В Городе мусора было много. Старые тряпки, обломки каких-то механизмов, бесформенные комки, в которых Трубадур с удивлением распознал драгоценную бумагу. По обочинам дороги, на самой дороге, между домов и вокруг домов – везде был мусор. Мусор, который никто не убирал. Или, лучше сказать, вещи, которые никто не собирал.

Память предложила слово «дворник». Была, кажется, когда-то такая профессия. Были, наверное, родовые династии, в которых мужчины гордо носили это имя – Дворник, а дети щеголяли наследственными именами – Сын Дворника, Дочь Дворника. И на собрании ремесленных матрон женщины завистливо перешептывались: «Глядите, вон Пятая Жена Дворника идет». Ведь человек с таким звонким именем не мог иметь меньше пяти Жен.

Несомненно, богатые были династии. И сильные. Трубадур даже представить себе не мог, как дорого это стоило, какой для этого нужен был авторитет в поселении – получить исключительное право сбора всех тех вещей, что были оставлены, забыты, потеряны другими людьми. Любой мелочи всегда можно было найти применение, так что бесполезных вещей на равнине не существовало. Каждый обломок, каждый осколок, каждый лоскут шли в дело. Все могло пригодиться в хозяйстве или, в крайнем случае, отправиться на переплавку.

Трубадур подавил желание продолжить дальнейший путь на четвереньках, перебирая мусор и набивая суму удивительными находками. Он заставил себя смотреть по сторонам, а не под ноги. Но все равно то и дело нагибался и резким, вороватым движением подбирал с обочины то нарезной болт, то пустую бутылку, то чуть начатый окурок скрученного листового табака.

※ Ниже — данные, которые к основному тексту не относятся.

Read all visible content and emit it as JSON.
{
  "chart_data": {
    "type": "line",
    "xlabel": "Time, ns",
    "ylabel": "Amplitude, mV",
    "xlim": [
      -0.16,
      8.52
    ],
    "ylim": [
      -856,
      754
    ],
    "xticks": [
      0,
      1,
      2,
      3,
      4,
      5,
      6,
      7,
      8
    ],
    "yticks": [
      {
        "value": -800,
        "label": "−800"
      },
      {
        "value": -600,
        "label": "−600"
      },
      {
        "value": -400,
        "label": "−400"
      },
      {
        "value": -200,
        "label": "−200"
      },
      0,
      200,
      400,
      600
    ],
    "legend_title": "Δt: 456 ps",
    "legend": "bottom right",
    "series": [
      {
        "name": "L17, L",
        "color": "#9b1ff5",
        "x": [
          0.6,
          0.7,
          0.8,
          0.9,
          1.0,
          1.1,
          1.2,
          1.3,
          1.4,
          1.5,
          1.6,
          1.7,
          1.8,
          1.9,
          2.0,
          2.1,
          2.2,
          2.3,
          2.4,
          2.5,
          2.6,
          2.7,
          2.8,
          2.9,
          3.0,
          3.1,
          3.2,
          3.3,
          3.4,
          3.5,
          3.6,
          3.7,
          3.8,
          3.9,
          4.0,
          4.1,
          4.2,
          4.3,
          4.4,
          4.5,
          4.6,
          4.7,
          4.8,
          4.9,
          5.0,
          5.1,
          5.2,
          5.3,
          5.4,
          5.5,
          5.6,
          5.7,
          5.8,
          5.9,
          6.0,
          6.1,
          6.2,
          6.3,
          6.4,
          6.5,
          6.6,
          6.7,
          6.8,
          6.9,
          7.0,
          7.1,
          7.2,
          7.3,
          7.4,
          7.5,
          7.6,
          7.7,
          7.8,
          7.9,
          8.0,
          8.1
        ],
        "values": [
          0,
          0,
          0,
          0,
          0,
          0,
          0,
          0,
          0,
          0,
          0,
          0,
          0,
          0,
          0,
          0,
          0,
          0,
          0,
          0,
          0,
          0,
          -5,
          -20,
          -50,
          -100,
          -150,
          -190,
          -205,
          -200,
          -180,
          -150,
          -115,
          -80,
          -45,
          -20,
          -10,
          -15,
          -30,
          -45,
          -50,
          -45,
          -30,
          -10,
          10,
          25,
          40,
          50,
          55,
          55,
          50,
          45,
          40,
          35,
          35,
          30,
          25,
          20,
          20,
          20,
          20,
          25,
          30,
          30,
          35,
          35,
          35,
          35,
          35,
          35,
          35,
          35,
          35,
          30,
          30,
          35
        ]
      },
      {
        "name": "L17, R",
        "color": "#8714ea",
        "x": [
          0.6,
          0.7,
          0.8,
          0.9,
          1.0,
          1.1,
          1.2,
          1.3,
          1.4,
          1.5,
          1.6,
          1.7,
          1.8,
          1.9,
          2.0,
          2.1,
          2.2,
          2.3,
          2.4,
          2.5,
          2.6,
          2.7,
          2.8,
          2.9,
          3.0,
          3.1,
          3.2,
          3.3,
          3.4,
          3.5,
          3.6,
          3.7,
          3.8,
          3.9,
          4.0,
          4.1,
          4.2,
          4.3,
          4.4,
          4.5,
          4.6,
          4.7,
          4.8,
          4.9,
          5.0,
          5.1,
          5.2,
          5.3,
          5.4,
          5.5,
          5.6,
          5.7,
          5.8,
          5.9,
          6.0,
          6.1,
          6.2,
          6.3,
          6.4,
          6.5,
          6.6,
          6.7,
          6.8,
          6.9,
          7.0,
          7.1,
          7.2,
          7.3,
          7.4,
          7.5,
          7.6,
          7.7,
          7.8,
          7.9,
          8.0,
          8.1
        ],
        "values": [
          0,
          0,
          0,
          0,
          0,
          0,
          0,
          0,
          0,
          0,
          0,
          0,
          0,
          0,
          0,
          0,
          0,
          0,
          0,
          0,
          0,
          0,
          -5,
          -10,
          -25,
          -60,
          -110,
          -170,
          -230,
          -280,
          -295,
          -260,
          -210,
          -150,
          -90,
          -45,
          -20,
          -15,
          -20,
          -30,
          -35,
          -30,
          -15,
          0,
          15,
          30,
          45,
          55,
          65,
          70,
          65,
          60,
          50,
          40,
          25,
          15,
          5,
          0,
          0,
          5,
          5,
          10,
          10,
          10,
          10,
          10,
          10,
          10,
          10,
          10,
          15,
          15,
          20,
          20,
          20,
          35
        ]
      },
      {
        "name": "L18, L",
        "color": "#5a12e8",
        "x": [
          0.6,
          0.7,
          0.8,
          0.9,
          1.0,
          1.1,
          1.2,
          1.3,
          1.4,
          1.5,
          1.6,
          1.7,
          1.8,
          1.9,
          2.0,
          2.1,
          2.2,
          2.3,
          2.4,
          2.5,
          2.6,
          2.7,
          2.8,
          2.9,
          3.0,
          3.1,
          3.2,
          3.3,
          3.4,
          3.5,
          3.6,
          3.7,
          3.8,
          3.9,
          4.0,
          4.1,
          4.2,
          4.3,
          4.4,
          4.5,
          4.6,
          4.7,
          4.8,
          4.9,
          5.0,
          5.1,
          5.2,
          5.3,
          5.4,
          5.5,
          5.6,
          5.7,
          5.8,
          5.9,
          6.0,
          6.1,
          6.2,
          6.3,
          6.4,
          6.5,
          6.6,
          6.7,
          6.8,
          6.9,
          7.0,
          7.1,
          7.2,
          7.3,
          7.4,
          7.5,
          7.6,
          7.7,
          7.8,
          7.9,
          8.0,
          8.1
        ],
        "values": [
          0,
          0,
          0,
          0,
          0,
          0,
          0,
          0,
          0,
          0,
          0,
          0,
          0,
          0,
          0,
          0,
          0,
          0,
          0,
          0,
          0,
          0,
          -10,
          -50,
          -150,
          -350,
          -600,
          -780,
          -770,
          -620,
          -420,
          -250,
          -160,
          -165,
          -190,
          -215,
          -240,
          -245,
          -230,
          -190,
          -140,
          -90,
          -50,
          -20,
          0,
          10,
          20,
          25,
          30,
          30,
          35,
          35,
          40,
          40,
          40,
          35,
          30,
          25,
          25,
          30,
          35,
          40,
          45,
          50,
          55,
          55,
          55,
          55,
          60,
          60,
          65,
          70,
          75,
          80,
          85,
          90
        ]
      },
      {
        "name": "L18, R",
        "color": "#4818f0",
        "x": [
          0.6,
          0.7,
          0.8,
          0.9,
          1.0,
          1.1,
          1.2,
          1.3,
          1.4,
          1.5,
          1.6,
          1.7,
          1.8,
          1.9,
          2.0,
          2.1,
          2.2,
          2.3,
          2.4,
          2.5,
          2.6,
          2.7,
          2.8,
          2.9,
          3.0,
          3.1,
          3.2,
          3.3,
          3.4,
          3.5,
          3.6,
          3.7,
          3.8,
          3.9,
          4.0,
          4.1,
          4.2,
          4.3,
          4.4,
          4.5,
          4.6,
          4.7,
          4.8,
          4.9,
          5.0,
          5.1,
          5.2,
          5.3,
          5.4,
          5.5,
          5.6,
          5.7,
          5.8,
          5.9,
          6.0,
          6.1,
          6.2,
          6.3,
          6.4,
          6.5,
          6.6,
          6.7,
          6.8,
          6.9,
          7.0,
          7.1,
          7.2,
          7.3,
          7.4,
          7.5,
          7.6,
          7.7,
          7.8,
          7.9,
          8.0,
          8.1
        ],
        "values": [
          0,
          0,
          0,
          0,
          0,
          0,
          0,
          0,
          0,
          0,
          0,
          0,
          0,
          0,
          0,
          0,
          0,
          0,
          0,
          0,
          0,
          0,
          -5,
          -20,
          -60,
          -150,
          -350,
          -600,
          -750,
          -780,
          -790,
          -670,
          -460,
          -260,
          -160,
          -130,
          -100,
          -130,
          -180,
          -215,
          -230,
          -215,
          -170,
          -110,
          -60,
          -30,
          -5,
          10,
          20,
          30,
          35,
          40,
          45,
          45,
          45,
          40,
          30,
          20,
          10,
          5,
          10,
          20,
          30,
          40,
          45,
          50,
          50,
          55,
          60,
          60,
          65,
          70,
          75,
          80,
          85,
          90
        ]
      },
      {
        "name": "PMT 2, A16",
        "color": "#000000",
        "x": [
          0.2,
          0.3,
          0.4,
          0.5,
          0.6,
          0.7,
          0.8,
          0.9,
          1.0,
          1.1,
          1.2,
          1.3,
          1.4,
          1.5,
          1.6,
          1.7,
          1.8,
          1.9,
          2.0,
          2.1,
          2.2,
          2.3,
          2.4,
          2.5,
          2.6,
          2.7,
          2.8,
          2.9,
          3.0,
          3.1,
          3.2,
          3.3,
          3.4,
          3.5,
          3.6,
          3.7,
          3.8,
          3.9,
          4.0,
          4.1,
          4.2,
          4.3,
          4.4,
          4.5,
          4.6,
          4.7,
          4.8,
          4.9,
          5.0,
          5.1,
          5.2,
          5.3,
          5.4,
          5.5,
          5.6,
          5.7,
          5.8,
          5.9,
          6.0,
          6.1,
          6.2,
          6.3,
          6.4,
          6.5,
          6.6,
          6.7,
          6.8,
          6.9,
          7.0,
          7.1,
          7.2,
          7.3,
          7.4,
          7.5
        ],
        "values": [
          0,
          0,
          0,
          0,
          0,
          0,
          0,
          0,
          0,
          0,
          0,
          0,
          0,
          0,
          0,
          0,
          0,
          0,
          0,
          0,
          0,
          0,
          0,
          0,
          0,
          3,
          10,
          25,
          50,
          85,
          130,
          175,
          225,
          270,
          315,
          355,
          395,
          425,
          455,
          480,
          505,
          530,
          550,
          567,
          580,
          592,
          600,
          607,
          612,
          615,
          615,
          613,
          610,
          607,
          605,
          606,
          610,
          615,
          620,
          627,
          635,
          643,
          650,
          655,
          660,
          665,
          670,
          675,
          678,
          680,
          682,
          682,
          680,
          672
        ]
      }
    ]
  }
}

Трубадур миновал два квартала и чувствовал уже за плечами основательную тяжесть, но никак не мог оторвать глаз от сокровищ улицы. Нагнувшись на перекрестье улиц за очередной находкой, он услышал над головой строгий женский голос:

– А если я сейчас позову стражу?

Женщина была взрослой, но не старой. Трудно было определить возраст. На равнине женщины рано становились Женами, старались не мешкая подарить своему поселку ребенка (редко – двух, еще реже – трех) и быстро теряли свежесть. Так устроен этот мир, так назначила сама Природа: у каждого своя высокая роль в извечной борьбе за выживание. Готовность и желание женщины к продолжению рода делает ее манящей, привлекательной для мужчины. Успеть нужно всего за несколько лет, пока суровая жизнь равнины не отняла здоровье у женщины, а значит, не лишила здоровья ее будущих детей.

Исполнив миссию деторождения, женщина-любовница становится женщиной-матерью. Ей незачем больше вызывать мужское желание, наоборот, это мешает материнскому предназначению, отнимает время, отвлекает женщину от воспитания потомков-наследников. Свежесть лица, гибкость тела, упругость форм – все это уходит в тот момент, когда Природа говорит женщине, что пора обратить внимание на другую сторону предназначения. Так увядает цветок, который уже опылили пчелы. В растении еще много жизненной силы, но направить ее нужно теперь не на цветение, а на созревание плода. Теперь пчел нужно не призывать, а отпугивать. Таков цикл, таковы законы Природы.

А мужчины, чье семя с годами становится только крепче, вынуждены направлять свои желания в другую сторону. В угоду требованиям Природы человеческое общество изобрело одну из самых трогательных, самых сложных профессий. Человечество изобрело Шлюх.

Некогда самых красивых, самых выносливых девушек отбирали для высшего предназначения – служить общими женами в храмах древних богов. Даже Трубадур, мастер слова, знаток человеческих душ, не мог в полной мере представить себе, какую душевную стойкость должны были иметь эти святые женщины, нарушающие в высоком служении своем фундаментальные законы Природы. Отказываясь от деторождения, от материнства, от естественного цикла ролей, жрицы как бы застывали в потоке времени, им нельзя было спокойно стареть. Наоборот, их профессия требовала долго не увядающей свежести, им предназначено было непрестанно вызывать мужское желание, улыбаясь, сохраняя бодрость духа и тела, радуя каждого.